Yo veo esta _signature_ an tu perfil y en cada mensaje tuyo:


> Toda lengua es un puente. Todo poema también. A. Neuman


Saludos,
Laura


----------



## Hakro

Hi Mariaencarna,

 (I'm sorry, my Spanish is so poor that I have to answer in English.)

 Do you see "firmas" of other forer@s? If not, you have to go to User Control Panel -> Settings & Options -> Edit Options -> Thread Display Options -> Show Signatures, and put a tick there.

 I hope this helps.


----------



## Mariaencarna

Gracias Ángel, es extraño, ahora veo la firma en algunos pero no en todos, por ejemplo no la veo en este de aquí arriba ... quizá sea cosa de mi ordenador... gracias otra vez, salud.

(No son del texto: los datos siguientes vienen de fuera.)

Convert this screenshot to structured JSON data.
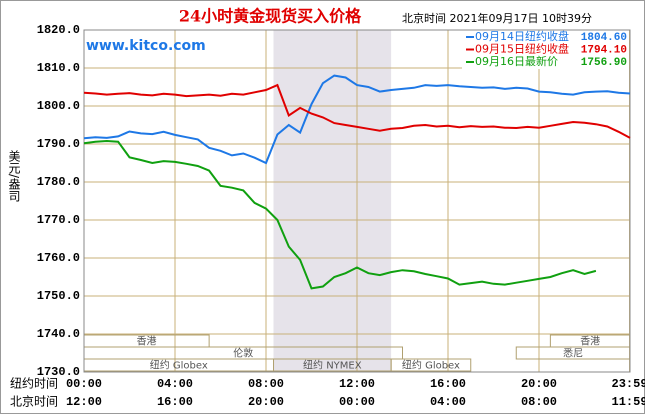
{
  "chart_data": {
    "type": "line",
    "title": "24小时黄金现货买入价格",
    "timestamp": "北京时间  2021年09月17日 10时39分",
    "site": "www.kitco.com",
    "y_label": "美元/盎司",
    "x_label": "纽约时间",
    "x2_label": "北京时间",
    "xlim": [
      0,
      24
    ],
    "ylim": [
      1730,
      1820
    ],
    "yticks": [
      {
        "value": 1820,
        "label": "1820.0"
      },
      {
        "value": 1810,
        "label": "1810.0"
      },
      {
        "value": 1800,
        "label": "1800.0"
      },
      {
        "value": 1790,
        "label": "1790.0"
      },
      {
        "value": 1780,
        "label": "1780.0"
      },
      {
        "value": 1770,
        "label": "1770.0"
      },
      {
        "value": 1760,
        "label": "1760.0"
      },
      {
        "value": 1750,
        "label": "1750.0"
      },
      {
        "value": 1740,
        "label": "1740.0"
      },
      {
        "value": 1730,
        "label": "1730.0"
      }
    ],
    "xticks": [
      {
        "value": 0,
        "label": "00:00"
      },
      {
        "value": 4,
        "label": "04:00"
      },
      {
        "value": 8,
        "label": "08:00"
      },
      {
        "value": 12,
        "label": "12:00"
      },
      {
        "value": 16,
        "label": "16:00"
      },
      {
        "value": 20,
        "label": "20:00"
      },
      {
        "value": 23.98,
        "label": "23:59"
      }
    ],
    "x2ticks": [
      {
        "value": 0,
        "label": "12:00"
      },
      {
        "value": 4,
        "label": "16:00"
      },
      {
        "value": 8,
        "label": "20:00"
      },
      {
        "value": 12,
        "label": "00:00"
      },
      {
        "value": 16,
        "label": "04:00"
      },
      {
        "value": 20,
        "label": "08:00"
      },
      {
        "value": 23.98,
        "label": "11:59"
      }
    ],
    "grid": true,
    "shaded": [
      8.33,
      13.5
    ],
    "session_rows": [
      [
        {
          "label": "香港",
          "start": 0,
          "end": 5.5
        },
        {
          "label": "香港",
          "start": 20.5,
          "end": 24
        }
      ],
      [
        {
          "label": "伦敦",
          "start": 0,
          "end": 14
        },
        {
          "label": "悉尼",
          "start": 19,
          "end": 24
        }
      ],
      [
        {
          "label": "纽约 Globex",
          "start": 0,
          "end": 8.33
        },
        {
          "label": "纽约 NYMEX",
          "start": 8.33,
          "end": 13.5
        },
        {
          "label": "纽约 Globex",
          "start": 13.5,
          "end": 17
        }
      ]
    ],
    "x": [
      0,
      0.5,
      1,
      1.5,
      2,
      2.5,
      3,
      3.5,
      4,
      4.5,
      5,
      5.5,
      6,
      6.5,
      7,
      7.5,
      8,
      8.5,
      9,
      9.5,
      10,
      10.5,
      11,
      11.5,
      12,
      12.5,
      13,
      13.5,
      14,
      14.5,
      15,
      15.5,
      16,
      16.5,
      17,
      17.5,
      18,
      18.5,
      19,
      19.5,
      20,
      20.5,
      21,
      21.5,
      22,
      22.5,
      23,
      23.5,
      24
    ],
    "series": [
      {
        "name": "09月14日",
        "legend_label": "纽约收盘",
        "legend_value": "1804.60",
        "color": "#1e78e6",
        "values": [
          1791.5,
          1791.8,
          1791.6,
          1792.0,
          1793.3,
          1792.8,
          1792.6,
          1793.2,
          1792.4,
          1791.8,
          1791.2,
          1789.0,
          1788.2,
          1787.0,
          1787.5,
          1786.4,
          1785.0,
          1792.5,
          1795.0,
          1793.0,
          1800.5,
          1806.0,
          1808.0,
          1807.5,
          1805.5,
          1805.0,
          1803.8,
          1804.2,
          1804.5,
          1804.8,
          1805.5,
          1805.3,
          1805.5,
          1805.2,
          1805.0,
          1804.8,
          1804.9,
          1804.5,
          1804.8,
          1804.6,
          1803.8,
          1803.6,
          1803.2,
          1803.0,
          1803.6,
          1803.8,
          1803.9,
          1803.5,
          1803.3
        ]
      },
      {
        "name": "09月15日",
        "legend_label": "纽约收盘",
        "legend_value": "1794.10",
        "color": "#e00000",
        "values": [
          1803.5,
          1803.3,
          1803.0,
          1803.2,
          1803.4,
          1803.0,
          1802.8,
          1803.2,
          1803.0,
          1802.6,
          1802.8,
          1803.0,
          1802.7,
          1803.2,
          1803.0,
          1803.6,
          1804.2,
          1805.5,
          1797.5,
          1799.5,
          1798.0,
          1797.0,
          1795.5,
          1795.0,
          1794.5,
          1794.0,
          1793.5,
          1794.0,
          1794.2,
          1794.8,
          1795.0,
          1794.6,
          1794.8,
          1794.4,
          1794.7,
          1794.5,
          1794.6,
          1794.3,
          1794.2,
          1794.5,
          1794.3,
          1794.8,
          1795.3,
          1795.8,
          1795.6,
          1795.2,
          1794.6,
          1793.2,
          1791.6
        ]
      },
      {
        "name": "09月16日",
        "legend_label": "最新价",
        "legend_value": "1756.90",
        "color": "#10a010",
        "values": [
          1790.2,
          1790.6,
          1790.8,
          1790.6,
          1786.5,
          1785.8,
          1785.0,
          1785.5,
          1785.3,
          1784.8,
          1784.2,
          1783.0,
          1779.0,
          1778.5,
          1777.8,
          1774.5,
          1773.0,
          1770.0,
          1763.0,
          1759.5,
          1752.0,
          1752.5,
          1755.0,
          1756.0,
          1757.5,
          1756.0,
          1755.5,
          1756.3,
          1756.8,
          1756.5,
          1755.8,
          1755.2,
          1754.6,
          1753.0,
          1753.4,
          1753.8,
          1753.2,
          1753.0,
          1753.5,
          1754.0,
          1754.5,
          1755.0,
          1756.0,
          1756.8,
          1755.8,
          1756.6,
          null,
          null,
          null
        ]
      }
    ]
  }
}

Thanks a lot for your help, Hakro, very kind of you!


----------



## roxcyn

Angel.Aura said:


> Hola Mariaencarna,
> 
> Yo veo esta *firma* *e*n tu perfil y en cada mensaje tuyo*.*
> 
> Saludos,
> Laura



Laura hay algunos errores.



Mariaencarna said:


> Gracias Ángel, es extraño, ahora veo la firma en algunos pero no en todos, por ejemplo no la veo en este de aquí arriba ... quizá sea cosa de mi ordenador... gracias otra vez, salud.
> 
> Thanks a lot for your help, Hakro, very kind of you!



Buenas Maria, sí, en cada mensaje ya veo tu firma.  Que tengas bien día.


----------



## Angel.Aura

Hola roxcyn,
Te lo agradezco mucho


----------



## Pernambuco

Hi,

I´m clearly new to this forum and I am not sure whether this is the right place  for this question, but here I go. 

I just can´t make my signature appear on my posts and I mark the option everytime I write them. Can anybody tell m why?


----------



## cuchuflete

Your signature is visible:

                 __________________
I appreciate your corrections. Please tell me when you see something wrong!

Go to your User Control Panel> Edit Options.

Towards the bottom of the page you will see this:

Visible Post Elements                                                                  
 You have the option to show or hide various elements of messages, which may be of use to users on slow internet connections, or who want to remove extraneous clutter from posts.                                                                                                
Show Signatures

Show Avatars

Show Images (including attached images and images in  code)

Be sure to check the first one.


----------



## Pernambuco

Thanks, Cuchuflete,

It worked. Now I can see it.


----------